The Goodyear Tire & Rubber Company reported second quarter 2009 financial results and updated its progress on actions taken to address market and economic challenges around the world. The second quarter 2009 Goodyear net loss was $221 million (92 cents per share), compared with net income of $75 million (31 cents per share) in 2008’s second quarter and a net loss of $333 million ($1.38 per share) in 2009’s first quarter. All per share amounts are diluted. The company’s second quarter 2009 sales were $3.9 billion, down 25% from 2008’s record second quarter. Excluding the impact of currency translation, sales were down 18% from last year.
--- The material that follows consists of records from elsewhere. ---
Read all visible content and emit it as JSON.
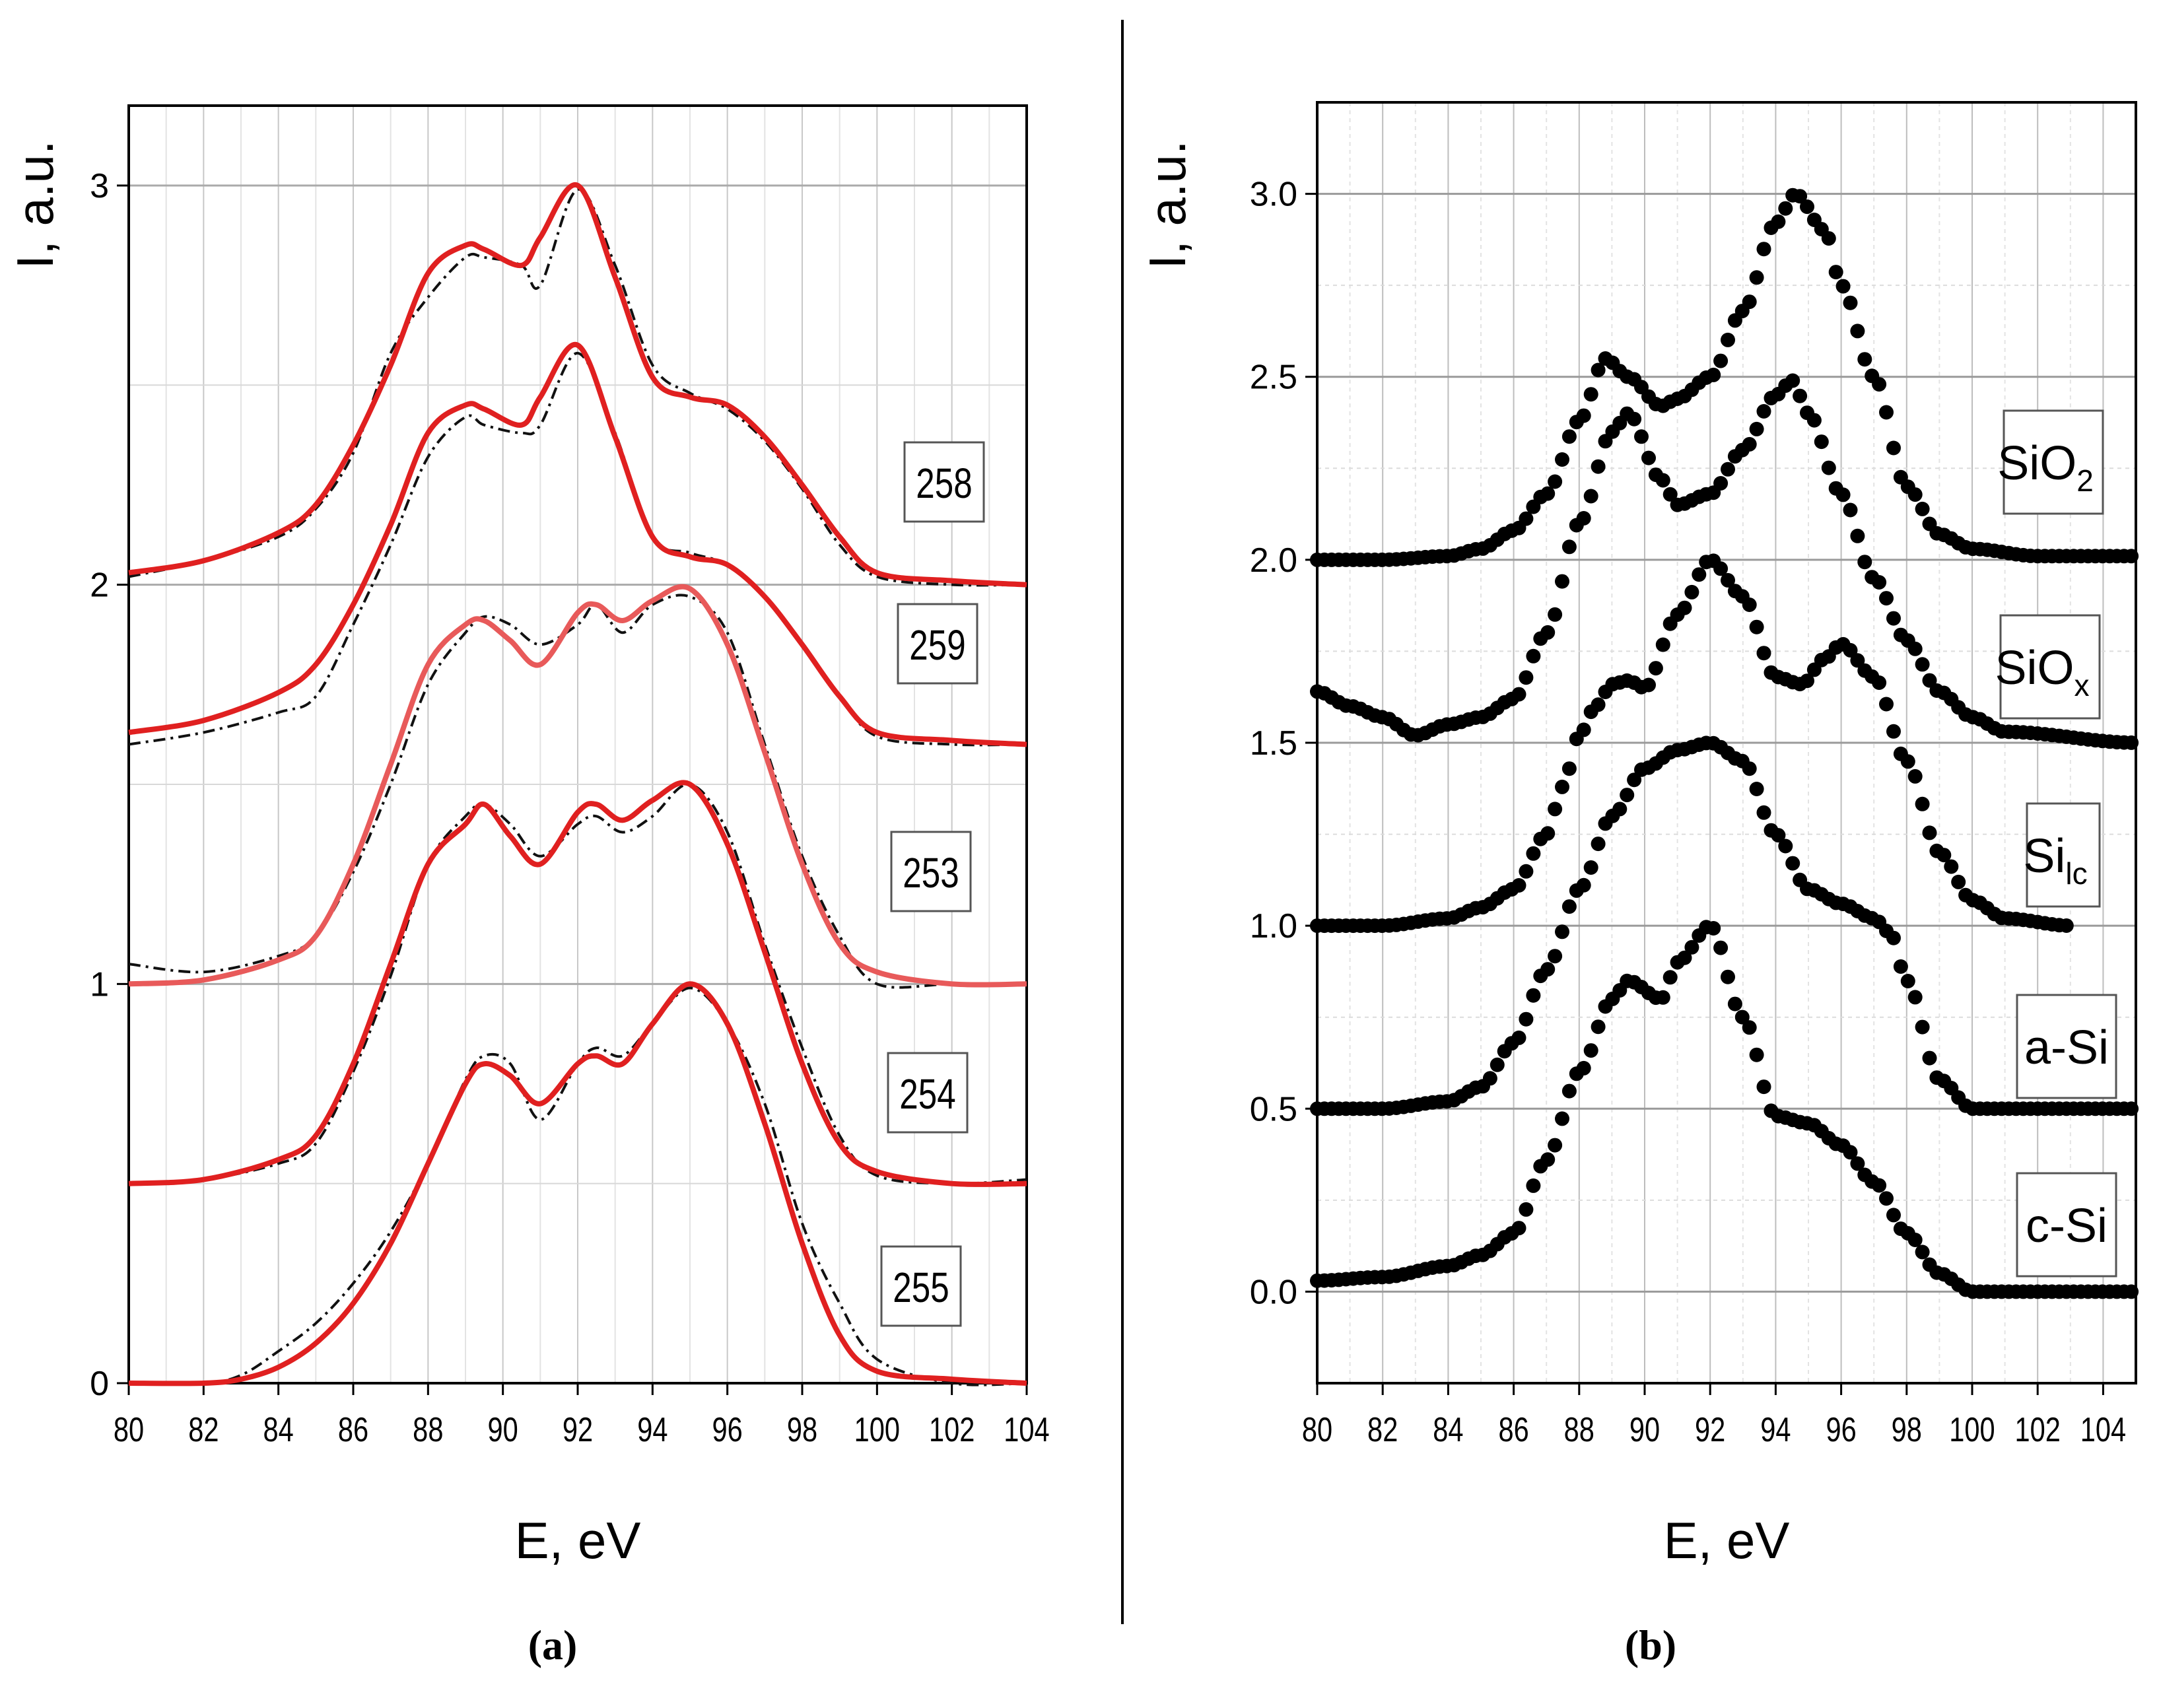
{
  "colors": {
    "fit": "#e02020",
    "fit_light": "#e85a5a",
    "exp": "#111111",
    "ref": "#000000",
    "grid": "#c8c8c8",
    "axis": "#000000"
  },
  "chart_data": [
    {
      "panel": "a",
      "type": "line",
      "xlabel": "E, eV",
      "ylabel": "I, a.u.",
      "xlim": [
        80,
        104
      ],
      "ylim": [
        0,
        3.2
      ],
      "xticks": [
        "80",
        "82",
        "84",
        "86",
        "88",
        "90",
        "92",
        "94",
        "96",
        "98",
        "100",
        "102",
        "104"
      ],
      "yticks": [
        "0",
        "1",
        "2",
        "3"
      ],
      "grid": true,
      "legend": "labels in boxes at right of each curve",
      "series": [
        {
          "name": "258",
          "offset": 2.0,
          "x": [
            80,
            82,
            84,
            85,
            86,
            87,
            88,
            89,
            89.5,
            90.5,
            91,
            92,
            93,
            94,
            95,
            96,
            97,
            98,
            99,
            100,
            102,
            104
          ],
          "fit": [
            0.03,
            0.06,
            0.13,
            0.2,
            0.35,
            0.55,
            0.78,
            0.85,
            0.84,
            0.8,
            0.87,
            1.0,
            0.77,
            0.52,
            0.47,
            0.45,
            0.37,
            0.25,
            0.12,
            0.03,
            0.01,
            0.0
          ],
          "exp": [
            0.02,
            0.06,
            0.12,
            0.19,
            0.33,
            0.58,
            0.72,
            0.82,
            0.82,
            0.8,
            0.75,
            0.99,
            0.8,
            0.55,
            0.48,
            0.44,
            0.36,
            0.24,
            0.1,
            0.02,
            0.0,
            0.0
          ]
        },
        {
          "name": "259",
          "offset": 1.6,
          "x": [
            80,
            82,
            84,
            85,
            86,
            87,
            88,
            89,
            89.5,
            90.5,
            91,
            92,
            93,
            94,
            95,
            96,
            97,
            98,
            99,
            100,
            102,
            104
          ],
          "fit": [
            0.03,
            0.06,
            0.13,
            0.2,
            0.35,
            0.55,
            0.78,
            0.85,
            0.84,
            0.8,
            0.87,
            1.0,
            0.77,
            0.52,
            0.47,
            0.45,
            0.37,
            0.25,
            0.12,
            0.03,
            0.01,
            0.0
          ],
          "exp": [
            0.0,
            0.03,
            0.08,
            0.12,
            0.3,
            0.5,
            0.72,
            0.82,
            0.8,
            0.78,
            0.8,
            0.98,
            0.78,
            0.52,
            0.48,
            0.45,
            0.37,
            0.25,
            0.12,
            0.02,
            0.0,
            0.0
          ]
        },
        {
          "name": "253",
          "offset": 1.0,
          "x": [
            80,
            82,
            84,
            85,
            86,
            87,
            88,
            89,
            89.5,
            90.2,
            91,
            92,
            92.5,
            93.2,
            94,
            95,
            96,
            97,
            98,
            99,
            100,
            102,
            104
          ],
          "fit": [
            0.0,
            0.01,
            0.06,
            0.12,
            0.3,
            0.55,
            0.8,
            0.9,
            0.91,
            0.86,
            0.8,
            0.93,
            0.95,
            0.91,
            0.96,
            0.99,
            0.85,
            0.58,
            0.3,
            0.1,
            0.03,
            0.0,
            0.0
          ],
          "exp": [
            0.05,
            0.03,
            0.07,
            0.12,
            0.28,
            0.5,
            0.75,
            0.88,
            0.92,
            0.9,
            0.85,
            0.9,
            0.95,
            0.88,
            0.95,
            0.97,
            0.88,
            0.6,
            0.32,
            0.12,
            0.0,
            0.0,
            0.0
          ]
        },
        {
          "name": "254",
          "offset": 0.5,
          "x": [
            80,
            82,
            84,
            85,
            86,
            87,
            88,
            89,
            89.5,
            90.2,
            91,
            92,
            92.5,
            93.2,
            94,
            95,
            96,
            97,
            98,
            99,
            100,
            102,
            104
          ],
          "fit": [
            0.0,
            0.01,
            0.06,
            0.12,
            0.3,
            0.55,
            0.8,
            0.9,
            0.95,
            0.87,
            0.8,
            0.93,
            0.95,
            0.91,
            0.96,
            1.0,
            0.85,
            0.58,
            0.3,
            0.1,
            0.03,
            0.0,
            0.0
          ],
          "exp": [
            0.0,
            0.01,
            0.05,
            0.1,
            0.28,
            0.52,
            0.8,
            0.92,
            0.95,
            0.9,
            0.82,
            0.9,
            0.92,
            0.88,
            0.92,
            1.0,
            0.88,
            0.6,
            0.34,
            0.12,
            0.02,
            0.0,
            0.01
          ]
        },
        {
          "name": "255",
          "offset": 0.0,
          "x": [
            80,
            82,
            83,
            84,
            85,
            86,
            87,
            88,
            89,
            89.5,
            90.2,
            91,
            92,
            92.5,
            93.2,
            94,
            95,
            96,
            97,
            98,
            99,
            100,
            102,
            104
          ],
          "fit": [
            0.0,
            0.0,
            0.01,
            0.04,
            0.1,
            0.2,
            0.35,
            0.55,
            0.75,
            0.8,
            0.77,
            0.7,
            0.8,
            0.82,
            0.8,
            0.9,
            1.0,
            0.9,
            0.65,
            0.35,
            0.12,
            0.03,
            0.01,
            0.0
          ],
          "exp": [
            0.0,
            0.0,
            0.02,
            0.08,
            0.15,
            0.25,
            0.38,
            0.55,
            0.76,
            0.82,
            0.8,
            0.66,
            0.8,
            0.84,
            0.82,
            0.9,
            0.99,
            0.9,
            0.7,
            0.4,
            0.2,
            0.06,
            0.0,
            0.0
          ]
        }
      ]
    },
    {
      "panel": "b",
      "type": "scatter",
      "xlabel": "E, eV",
      "ylabel": "I, a.u.",
      "xlim": [
        80,
        105
      ],
      "ylim": [
        -0.25,
        3.25
      ],
      "xticks": [
        "80",
        "82",
        "84",
        "86",
        "88",
        "90",
        "92",
        "94",
        "96",
        "98",
        "100",
        "102",
        "104"
      ],
      "yticks": [
        "0.0",
        "0.5",
        "1.0",
        "1.5",
        "2.0",
        "2.5",
        "3.0"
      ],
      "grid": true,
      "legend": "labels in boxes at right of each curve",
      "series": [
        {
          "name": "SiO",
          "subscript": "2",
          "offset": 2.0,
          "x": [
            80,
            82,
            84,
            85,
            86,
            87,
            88,
            88.8,
            89.5,
            90.5,
            91,
            92,
            93,
            94,
            94.6,
            95.5,
            96,
            97,
            98,
            99,
            100,
            102,
            105
          ],
          "y": [
            0.0,
            0.0,
            0.01,
            0.03,
            0.08,
            0.18,
            0.38,
            0.55,
            0.5,
            0.42,
            0.44,
            0.5,
            0.68,
            0.92,
            1.0,
            0.9,
            0.75,
            0.5,
            0.2,
            0.07,
            0.03,
            0.01,
            0.01
          ]
        },
        {
          "name": "SiO",
          "subscript": "x",
          "offset": 1.5,
          "x": [
            80,
            81,
            82,
            83,
            84,
            85,
            86,
            87,
            88,
            89,
            89.5,
            90.5,
            91,
            92,
            93,
            94,
            94.5,
            95,
            96,
            97,
            98,
            99,
            100,
            101,
            105
          ],
          "y": [
            0.14,
            0.1,
            0.07,
            0.02,
            0.05,
            0.07,
            0.12,
            0.3,
            0.6,
            0.85,
            0.9,
            0.72,
            0.65,
            0.68,
            0.8,
            0.95,
            0.99,
            0.9,
            0.68,
            0.45,
            0.28,
            0.14,
            0.07,
            0.03,
            0.0
          ]
        },
        {
          "name": "Si",
          "subscript": "lc",
          "offset": 1.0,
          "x": [
            80,
            82,
            84,
            85,
            86,
            87,
            87.5,
            88,
            88.5,
            89,
            89.5,
            90,
            91,
            92,
            93,
            94,
            94.8,
            95.5,
            96,
            97,
            98,
            99,
            100,
            101,
            103
          ],
          "y": [
            0.0,
            0.0,
            0.02,
            0.05,
            0.1,
            0.25,
            0.38,
            0.52,
            0.6,
            0.66,
            0.67,
            0.65,
            0.85,
            1.0,
            0.9,
            0.68,
            0.66,
            0.73,
            0.77,
            0.68,
            0.45,
            0.2,
            0.07,
            0.02,
            0.0
          ]
        },
        {
          "name": "a-Si",
          "subscript": "",
          "offset": 0.5,
          "x": [
            80,
            82,
            84,
            85,
            86,
            87,
            88,
            89,
            90,
            91,
            92,
            93,
            94,
            95,
            96,
            97,
            97.5,
            98,
            99,
            100,
            101,
            105
          ],
          "y": [
            0.0,
            0.0,
            0.02,
            0.06,
            0.18,
            0.38,
            0.6,
            0.8,
            0.93,
            0.98,
            1.0,
            0.95,
            0.75,
            0.6,
            0.56,
            0.52,
            0.48,
            0.35,
            0.08,
            0.0,
            0.0,
            0.0
          ]
        },
        {
          "name": "c-Si",
          "subscript": "",
          "offset": 0.0,
          "x": [
            80,
            82,
            84,
            85,
            86,
            87,
            88,
            89,
            89.5,
            90.5,
            91,
            92,
            93,
            94,
            95,
            96,
            97,
            98,
            99,
            100,
            101,
            102,
            105
          ],
          "y": [
            0.03,
            0.04,
            0.07,
            0.1,
            0.16,
            0.36,
            0.6,
            0.8,
            0.85,
            0.8,
            0.9,
            1.0,
            0.75,
            0.48,
            0.46,
            0.4,
            0.3,
            0.16,
            0.05,
            0.0,
            0.0,
            0.0,
            0.0
          ]
        }
      ]
    }
  ],
  "captions": {
    "a": "(a)",
    "b": "(b)"
  }
}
Goodyear made additional progress during the second quarter on its Four-Point Cost Savings Plan to achieve $2.5 billion in gross savings by the end of 2009. The company achieved $200 million in new savings during the second quarter, for a total of $345 million in the first half of 2009.
During the second quarter of 2009, the company reduced its global work force by approximately 1,700 positions. There were 3,800 reductions in the first quarter. The company’s full-year target was a reduction of 5,000 positions.
The company, in May, announced plans to eliminate approximately 6 million units of high-cost manufacturing capacity in France. In July, it announced plans to close a plant in the Philippines this year, eliminating another 2 million units. These actions are part of Goodyear’s strategy to reduce inefficient manufacturing capacity around the world by 15 million to 25 million units.